La Chine est un soutien clef de la Russie dans sa guerre contre l’Ukraine, en lui fournissant notamment des composants destinés à la fabrication de drones et en permettant l’utilisation militaire de biens à double usage, des technologies avancées essentielles au développement, à la production ou à l’utilisation des systèmes militaires.
Mais l’Armée populaire de libération (APL) suit également de près le front.
- Cela fait en effet deux ans que des soldats chinois se forment au pilotage de drones et au combat urbain dans un complexe militaire de Volgograd, dans le sud-ouest de la Russie 1.
- La Chine, qui n’a pas mené de réelle guerre depuis un conflit frontalier d’un mois avec le Vietnam, en 1979, cherche à compenser son manque d’expérience au combat en tirant profit de son partenariat avec la Russie.
- Pékin s’intéresse notamment à la lutte anti-drone menée par la marine russe en mer Noire, qui pourrait lui donner un avantage en cas d’invasion ou d’imposition de blocus naval autour de Taïwan.
Une série d’éditoriaux récemment publiés dans le Quotidien de l’APL, le journal officiel de l’armée chinoise, suggère que Pékin a tiré plusieurs enseignements de la guerre en Ukraine.
- Dans un article publié le 16 août, un auteur appelle ainsi à « placer le développement de forces de combat anti-systèmes sans pilote au rang de priorité stratégique majeure et de le promouvoir de manière intégrée, en privilégiant la conception de pointe, les systèmes d’équipements et un entraînement au combat réaliste, afin de prendre l’initiative dans la guerre intelligente » 2.
- Selon un autre auteur, l’essor de l’IA, du big data a donné naissance à « un nouveau paradigme », en faisant de l’innovation tactique le principal moteur de développement de nouveaux équipements.

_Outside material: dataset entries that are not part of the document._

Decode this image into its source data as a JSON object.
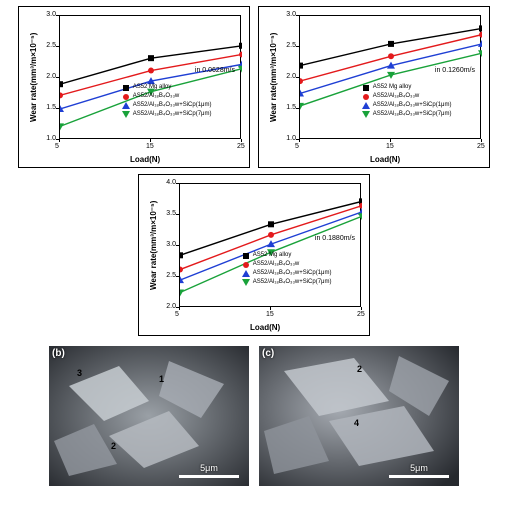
{
  "legend_labels": {
    "s1": "AS52 Mg alloy",
    "s2": "AS52/Al₁₈B₄O₃₃w",
    "s3": "AS52/Al₁₈B₄O₃₃w+SiCp(1μm)",
    "s4": "AS52/Al₁₈B₄O₃₃w+SiCp(7μm)"
  },
  "axis": {
    "x": "Load(N)",
    "y": "Wear rate(mm³/m×10⁻⁵)"
  },
  "charts": [
    {
      "speed": "in 0.0628m/s",
      "xlim": [
        5,
        25
      ],
      "xticks": [
        5,
        15,
        25
      ],
      "ylim": [
        1.0,
        3.0
      ],
      "yticks": [
        1.0,
        1.5,
        2.0,
        2.5,
        3.0
      ],
      "series": [
        {
          "key": "s1",
          "color": "#000000",
          "marker": "sq",
          "pts": [
            [
              5,
              1.9
            ],
            [
              15,
              2.32
            ],
            [
              25,
              2.52
            ]
          ]
        },
        {
          "key": "s2",
          "color": "#e31a1c",
          "marker": "ci",
          "pts": [
            [
              5,
              1.72
            ],
            [
              15,
              2.12
            ],
            [
              25,
              2.38
            ]
          ]
        },
        {
          "key": "s3",
          "color": "#1f3fd4",
          "marker": "tri-up",
          "pts": [
            [
              5,
              1.5
            ],
            [
              15,
              1.95
            ],
            [
              25,
              2.22
            ]
          ]
        },
        {
          "key": "s4",
          "color": "#19a23a",
          "marker": "tri-dn",
          "pts": [
            [
              5,
              1.22
            ],
            [
              15,
              1.78
            ],
            [
              25,
              2.15
            ]
          ]
        }
      ]
    },
    {
      "speed": "in 0.1260m/s",
      "xlim": [
        5,
        25
      ],
      "xticks": [
        5,
        15,
        25
      ],
      "ylim": [
        1.0,
        3.0
      ],
      "yticks": [
        1.0,
        1.5,
        2.0,
        2.5,
        3.0
      ],
      "series": [
        {
          "key": "s1",
          "color": "#000000",
          "marker": "sq",
          "pts": [
            [
              5,
              2.2
            ],
            [
              15,
              2.55
            ],
            [
              25,
              2.8
            ]
          ]
        },
        {
          "key": "s2",
          "color": "#e31a1c",
          "marker": "ci",
          "pts": [
            [
              5,
              1.95
            ],
            [
              15,
              2.35
            ],
            [
              25,
              2.7
            ]
          ]
        },
        {
          "key": "s3",
          "color": "#1f3fd4",
          "marker": "tri-up",
          "pts": [
            [
              5,
              1.75
            ],
            [
              15,
              2.2
            ],
            [
              25,
              2.55
            ]
          ]
        },
        {
          "key": "s4",
          "color": "#19a23a",
          "marker": "tri-dn",
          "pts": [
            [
              5,
              1.55
            ],
            [
              15,
              2.05
            ],
            [
              25,
              2.4
            ]
          ]
        }
      ]
    },
    {
      "speed": "in 0.1880m/s",
      "xlim": [
        5,
        25
      ],
      "xticks": [
        5,
        15,
        25
      ],
      "ylim": [
        2.0,
        4.0
      ],
      "yticks": [
        2.0,
        2.5,
        3.0,
        3.5,
        4.0
      ],
      "series": [
        {
          "key": "s1",
          "color": "#000000",
          "marker": "sq",
          "pts": [
            [
              5,
              2.85
            ],
            [
              15,
              3.35
            ],
            [
              25,
              3.72
            ]
          ]
        },
        {
          "key": "s2",
          "color": "#e31a1c",
          "marker": "ci",
          "pts": [
            [
              5,
              2.62
            ],
            [
              15,
              3.18
            ],
            [
              25,
              3.65
            ]
          ]
        },
        {
          "key": "s3",
          "color": "#1f3fd4",
          "marker": "tri-up",
          "pts": [
            [
              5,
              2.45
            ],
            [
              15,
              3.03
            ],
            [
              25,
              3.55
            ]
          ]
        },
        {
          "key": "s4",
          "color": "#19a23a",
          "marker": "tri-dn",
          "pts": [
            [
              5,
              2.25
            ],
            [
              15,
              2.9
            ],
            [
              25,
              3.48
            ]
          ]
        }
      ]
    }
  ],
  "sem": {
    "scale": "5μm",
    "b": {
      "label": "(b)",
      "ann": [
        "1",
        "2",
        "3"
      ]
    },
    "c": {
      "label": "(c)",
      "ann": [
        "2",
        "4"
      ]
    }
  }
}
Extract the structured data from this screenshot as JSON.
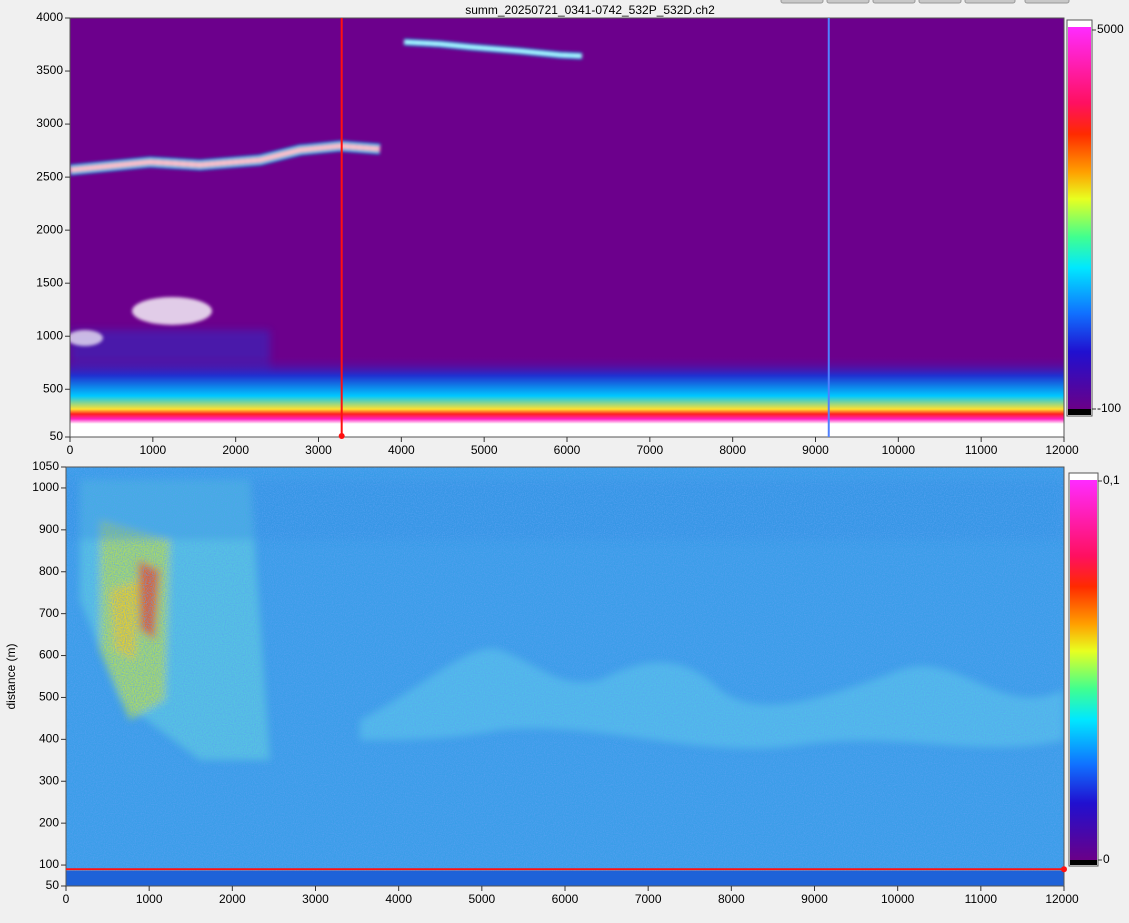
{
  "title": "summ_20250721_0341-0742_532P_532D.ch2",
  "plots": [
    {
      "xlim": [
        0,
        12000
      ],
      "xticks": [
        0,
        1000,
        2000,
        3000,
        4000,
        5000,
        6000,
        7000,
        8000,
        9000,
        10000,
        11000,
        12000
      ],
      "ylim": [
        50,
        4000
      ],
      "yticks": [
        50,
        500,
        1000,
        1500,
        2000,
        2500,
        3000,
        3500,
        4000
      ],
      "colorbar": {
        "max_label": "5000",
        "min_label": "-100"
      },
      "cursors": {
        "x_red": 3280,
        "x_blue": 9160
      }
    },
    {
      "xlim": [
        0,
        12000
      ],
      "xticks": [
        0,
        1000,
        2000,
        3000,
        4000,
        5000,
        6000,
        7000,
        8000,
        9000,
        10000,
        11000,
        12000
      ],
      "ylim": [
        50,
        1050
      ],
      "yticks": [
        50,
        100,
        200,
        300,
        400,
        500,
        600,
        700,
        800,
        900,
        1000,
        1050
      ],
      "ylabel": "distance (m)",
      "colorbar": {
        "max_label": "0,1",
        "min_label": "0"
      },
      "cursors": {
        "y_red": 90
      }
    }
  ]
}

- Alors que, durant les précédents conflits du XXe siècle, « les conditions matérielles et technologiques déterminaient les limites de la guerre », ce sont désormais les besoins tactiques qui dictent les spécifications techniques des équipements.
- L’armée ne se contente ainsi plus de « se battre avec l’arme qu’elle a », mais « fabrique l’arme pour la guerre qu’elle mène ».
La majeure des enseignements tactiques abordés par les auteurs se concentrent sur l’utilisation de l’intelligence artificielle, de la rapidité du cycle d’innovation, de l’organisation des structures d’approvisionnement et de la collecte de données sur le champ de bataille.
- Selon l’Institute for the Study of War, l’APL considère la guerre en Ukraine « comme une phase transitoire de la guerre moderne » qui cédera la place à une guerre « intelligente », dominée par l’IA et les essaims de drones.
- La technologie a déjà fait l’objet de plusieurs essais en conditions réelles en Ukraine, avec le système « Pasika », développé par l’entreprise ukrainienne Sine Engineering.
- Celui-ci vise à permettre à un seul opérateur de piloter plusieurs drones simultanément, qui agiraient comme un escadron : un « essaim » pouvant compter jusqu’à 100 engins évoluant sur terre, en mer et dans les airs « comme une seule unité ».
- La Chine a déjà annoncé développer un « vaisseau-mère », le Jiutan, capable de transporter jusqu’à 100 drones sur une distance de plusieurs milliers de kilomètres au sein d’une structure alvéolaire.
Sources
- « China is gaining troubling military know-how from Russia », The Economist, 23 juillet 2026.
- « 挑灯看剑丨把准反无人作战力量建设着力点 », 解放军报, 16 août 2026.